Thursday, March 6, 2008

Sept. 11th : Never Forget

One of the things talked about when we were reading Extremely Loud and Incredibly Close was the fact that many in the Jewish community thought that Jonathan Safran Foer had made the Holocaust an event of nostalgia, after not having experienced it first hand. When I read his first book, I noted the passion that he had written about the Holocaust, and had thought that a non-jewish author would have a difficult time trying to infuse the writing with the same passion and would lose some credibility of being an outsider writing about such an event. The fact that he didn't experience it first hand, and was at least a generation away from the events, hadn't occurred to me in relation to his sincerity of writing about the subject.
When the terrorist attacks on September eleventh happened, I honestly wasn't sure how to react. I didn't know why we were being attacked, who attacked us, I was thousands of miles away, watching it on TV, and--while I knew it affected me--I wasn't there to feel it directly.
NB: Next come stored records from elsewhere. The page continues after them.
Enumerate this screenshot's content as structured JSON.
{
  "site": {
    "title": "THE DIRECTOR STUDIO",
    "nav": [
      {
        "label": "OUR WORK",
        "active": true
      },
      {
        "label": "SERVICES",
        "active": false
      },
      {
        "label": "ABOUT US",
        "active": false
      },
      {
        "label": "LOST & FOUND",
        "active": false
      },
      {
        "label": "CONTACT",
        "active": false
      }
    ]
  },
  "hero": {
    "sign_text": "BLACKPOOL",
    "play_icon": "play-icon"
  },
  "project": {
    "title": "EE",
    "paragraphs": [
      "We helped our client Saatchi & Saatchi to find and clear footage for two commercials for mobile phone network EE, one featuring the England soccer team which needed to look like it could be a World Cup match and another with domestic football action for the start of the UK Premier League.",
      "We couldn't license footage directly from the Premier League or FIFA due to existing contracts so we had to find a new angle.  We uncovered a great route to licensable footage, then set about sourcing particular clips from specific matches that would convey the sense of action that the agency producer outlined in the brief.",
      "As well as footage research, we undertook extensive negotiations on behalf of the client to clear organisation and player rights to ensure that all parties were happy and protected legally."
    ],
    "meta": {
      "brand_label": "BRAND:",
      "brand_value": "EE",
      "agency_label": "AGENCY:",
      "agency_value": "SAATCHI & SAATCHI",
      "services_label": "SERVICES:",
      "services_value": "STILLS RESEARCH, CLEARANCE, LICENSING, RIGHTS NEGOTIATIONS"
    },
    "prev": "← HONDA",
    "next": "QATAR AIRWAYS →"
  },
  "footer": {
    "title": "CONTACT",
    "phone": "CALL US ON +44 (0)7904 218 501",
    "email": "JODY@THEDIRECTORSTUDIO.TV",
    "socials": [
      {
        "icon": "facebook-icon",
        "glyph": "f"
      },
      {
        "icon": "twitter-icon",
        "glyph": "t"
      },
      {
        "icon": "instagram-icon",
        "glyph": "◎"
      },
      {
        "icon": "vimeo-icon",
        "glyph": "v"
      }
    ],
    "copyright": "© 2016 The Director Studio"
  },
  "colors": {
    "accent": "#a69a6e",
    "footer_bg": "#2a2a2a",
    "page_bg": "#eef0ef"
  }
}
I remember one of the most poignant images I saw being that of the man falling from the building.
While I don't accuse Foer of attempting to use tragedy for literary or economic gain, after the class discussion I'm a bit less able to accept his writing as entirely sincere. I noted the fact that the two novels were almost identicle in it's use of tragedy and time shifts, and felt that the power of tragedy was being used more as a common demonitator, imposed upon a common formula to make a story. The story was still well written and moving, but I felt that being moved was more intention of writing than honestly intended emotional empathy.